What does this mean for market participants? For the registered 294, the barrier to entry has just risen. For the thousands of crypto firms still operating in the EU without a license (and there are many, especially smaller DeFi intermediaries and wallets), the window is closing. The cost of compliance—hiring legal teams, implementing robust KYC/AML software, securing insurance for custodial services—is now a fixed and escalating investment. Volatility is the noise; volume is the signal. Here, the “volume” is the number of CASP applications under review. It’s dropping. This suggests that either fewer firms are applying (bad signal for market confidence) or that many are failing to meet the bar (worse signal for the health of the ecosystem). My on-the-ground research indicates both: some projects have simply abandoned EU market plans, while others are stuck in limbo.
Contrarian Angle The conventional narrative is that regulation brings clarity and trust, attracting institutional capital. That is true, but it’s a partial truth. The contrarian angle is this: the licensing slowdown is not a sign of regulatory stability; it is a sign of regulatory friction that favours incumbents and large players while suffocating innovation. The banks newly added are not small challengers; they are major institutions with deep pockets. Ripple Payments Europe is backed by a company with a $30 billion market cap. Meanwhile, a small self-custodial wallet provider that handles non-custodial transactions may technically fall outside some CASP definitions but near the boundary, they face disproportionate costs to even apply. The result is that the EU’s crypto landscape is becoming an oligopoly of well-funded entities, not a diverse marketplace.
Secondly, the slowing of new registrations may be misinterpreted by the market as “the regulatory wave is over.” In reality, it’s the opposite: enforcement is about to intensify. ESMA has signalled that by Q2 2025, it will conduct coordinated inspections of registered CASPs. The number of registered entities is high, but the enforcement team is tiny. I’ve seen this pattern before in the early days of US state BitLicense—after the initial flood, only a few survived the ongoing compliance burden. Liquidity dries up when fear takes the wheel. The same could happen here: licensed firms may find themselves under such scrutiny that they withdraw or merge, reducing the total active CASPs despite a high registration count. The chain remembers what the human forgets—and the register will reflect not just who signed up, but who stayed.

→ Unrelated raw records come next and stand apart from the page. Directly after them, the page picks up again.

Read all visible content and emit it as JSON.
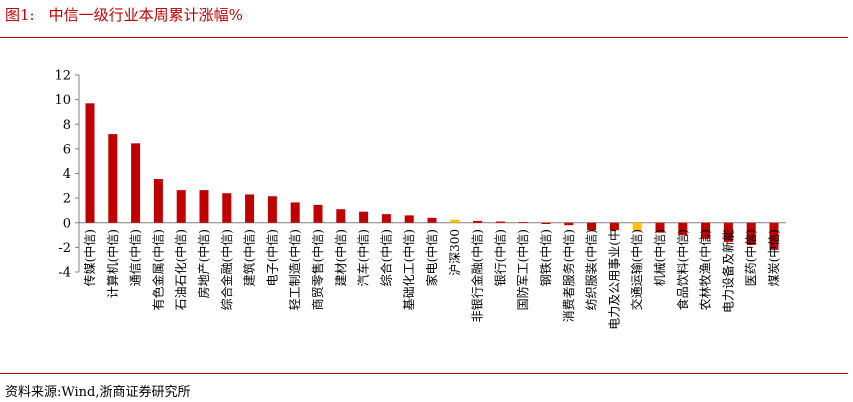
{
  "header": {
    "figure_label": "图1:",
    "title": "中信一级行业本周累计涨幅%"
  },
  "footer": {
    "source": "资料来源:Wind,浙商证券研究所"
  },
  "colors": {
    "accent": "#c00000",
    "bar": "#c00000",
    "highlight": "#ffc000"
  },
  "chart_data": {
    "type": "bar",
    "title": "中信一级行业本周累计涨幅%",
    "xlabel": "",
    "ylabel": "",
    "ylim": [
      -4,
      12
    ],
    "yticks": [
      -4,
      -2,
      0,
      2,
      4,
      6,
      8,
      10,
      12
    ],
    "grid": false,
    "legend": "none",
    "categories": [
      "传媒(中信)",
      "计算机(中信)",
      "通信(中信)",
      "有色金属(中信)",
      "石油石化(中信)",
      "房地产(中信)",
      "综合金融(中信)",
      "建筑(中信)",
      "电子(中信)",
      "轻工制造(中信)",
      "商贸零售(中信)",
      "建材(中信)",
      "汽车(中信)",
      "综合(中信)",
      "基础化工(中信)",
      "家电(中信)",
      "沪深300",
      "非银行金融(中信)",
      "银行(中信)",
      "国防军工(中信)",
      "钢铁(中信)",
      "消费者服务(中信)",
      "纺织服装(中信)",
      "电力及公用事业(中",
      "交通运输(中信)",
      "机械(中信)",
      "食品饮料(中信)",
      "农林牧渔(中信)",
      "电力设备及新能",
      "医药(中信)",
      "煤炭(中信)"
    ],
    "values": [
      9.7,
      7.2,
      6.45,
      3.55,
      2.65,
      2.65,
      2.4,
      2.3,
      2.15,
      1.65,
      1.45,
      1.1,
      0.9,
      0.7,
      0.6,
      0.4,
      0.25,
      0.15,
      0.1,
      0.05,
      -0.1,
      -0.2,
      -0.6,
      -0.6,
      -0.65,
      -0.8,
      -1.0,
      -1.3,
      -1.55,
      -1.8,
      -2.2
    ],
    "highlighted": [
      "沪深300",
      "交通运输(中信)"
    ]
  }
}
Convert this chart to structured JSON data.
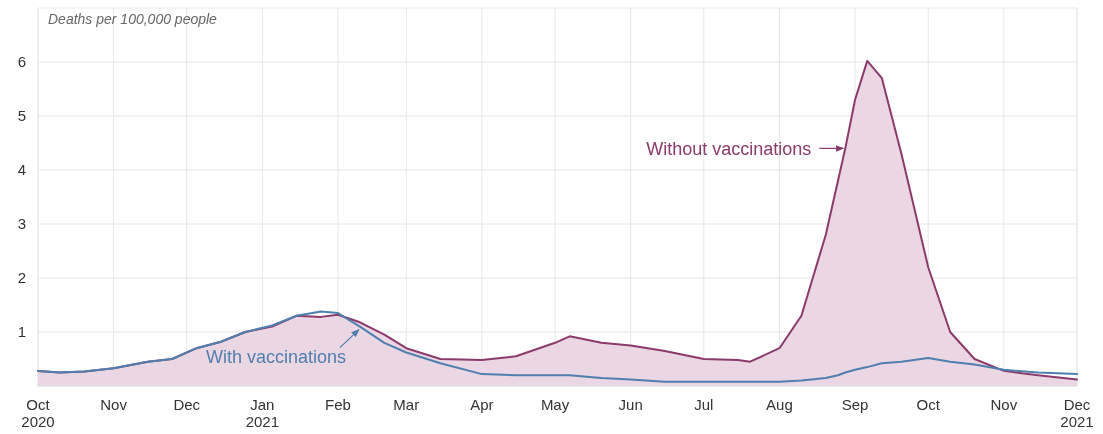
{
  "chart_data": {
    "type": "line",
    "ylabel": "Deaths per 100,000 people",
    "x": [
      "2020-10-01",
      "2020-10-10",
      "2020-10-20",
      "2020-11-01",
      "2020-11-15",
      "2020-11-25",
      "2020-12-05",
      "2020-12-15",
      "2020-12-25",
      "2021-01-05",
      "2021-01-15",
      "2021-01-25",
      "2021-02-01",
      "2021-02-10",
      "2021-02-20",
      "2021-03-01",
      "2021-03-15",
      "2021-04-01",
      "2021-04-15",
      "2021-05-01",
      "2021-05-07",
      "2021-05-20",
      "2021-06-01",
      "2021-06-15",
      "2021-07-01",
      "2021-07-15",
      "2021-07-20",
      "2021-08-01",
      "2021-08-10",
      "2021-08-20",
      "2021-08-25",
      "2021-08-28",
      "2021-09-01",
      "2021-09-06",
      "2021-09-12",
      "2021-09-20",
      "2021-10-01",
      "2021-10-10",
      "2021-10-20",
      "2021-11-01",
      "2021-11-15",
      "2021-12-01"
    ],
    "series": [
      {
        "type": "area",
        "color": "#8b3a6b",
        "values": [
          0.28,
          0.25,
          0.27,
          0.33,
          0.45,
          0.5,
          0.7,
          0.82,
          1.0,
          1.1,
          1.3,
          1.28,
          1.32,
          1.18,
          0.95,
          0.7,
          0.5,
          0.48,
          0.55,
          0.8,
          0.92,
          0.8,
          0.75,
          0.65,
          0.5,
          0.48,
          0.45,
          0.7,
          1.3,
          2.8,
          3.8,
          4.4,
          5.3,
          6.02,
          5.7,
          4.3,
          2.2,
          1.0,
          0.5,
          0.28,
          0.2,
          0.12
        ]
      },
      {
        "color": "#4f7fae",
        "values": [
          0.28,
          0.25,
          0.27,
          0.33,
          0.45,
          0.5,
          0.7,
          0.82,
          1.0,
          1.12,
          1.3,
          1.38,
          1.35,
          1.1,
          0.8,
          0.62,
          0.42,
          0.22,
          0.2,
          0.2,
          0.2,
          0.15,
          0.12,
          0.08,
          0.08,
          0.08,
          0.08,
          0.08,
          0.1,
          0.15,
          0.2,
          0.25,
          0.3,
          0.35,
          0.42,
          0.45,
          0.52,
          0.45,
          0.4,
          0.3,
          0.25,
          0.22
        ]
      }
    ],
    "ylim": [
      0,
      7
    ],
    "yticks": [
      1,
      2,
      3,
      4,
      5,
      6
    ],
    "xlim": [
      "2020-10-01",
      "2021-12-01"
    ],
    "xticks": [
      {
        "value": "2020-10-01",
        "label": "Oct\n2020"
      },
      {
        "value": "2020-11-01",
        "label": "Nov"
      },
      {
        "value": "2020-12-01",
        "label": "Dec"
      },
      {
        "value": "2021-01-01",
        "label": "Jan\n2021"
      },
      {
        "value": "2021-02-01",
        "label": "Feb"
      },
      {
        "value": "2021-03-01",
        "label": "Mar"
      },
      {
        "value": "2021-04-01",
        "label": "Apr"
      },
      {
        "value": "2021-05-01",
        "label": "May"
      },
      {
        "value": "2021-06-01",
        "label": "Jun"
      },
      {
        "value": "2021-07-01",
        "label": "Jul"
      },
      {
        "value": "2021-08-01",
        "label": "Aug"
      },
      {
        "value": "2021-09-01",
        "label": "Sep"
      },
      {
        "value": "2021-10-01",
        "label": "Oct"
      },
      {
        "value": "2021-11-01",
        "label": "Nov"
      },
      {
        "value": "2021-12-01",
        "label": "Dec\n2021"
      }
    ],
    "grid": true,
    "annotations": [
      {
        "text": "Without vaccinations",
        "x": "2021-08-28",
        "y": 4.4
      },
      {
        "text": "With vaccinations",
        "x": "2021-02-10",
        "y": 1.1
      }
    ]
  }
}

Takeaway The market should watch two things: (1) The number of applications still pending with NCAs—if it drops sharply, it signals a compliance bottleneck that will chill EU crypto activity; (2) The fee and revenue trends of the newly registered banks—if they fail to generate meaningful crypto-related income, the narrative of institutional adoption will ring hollow. The true health of the EU crypto market is not in the count of CASPs but in the velocity of capital flowing through them. While the ledger of registrations grows slowly, the question remains: will the volume of real transactions follow?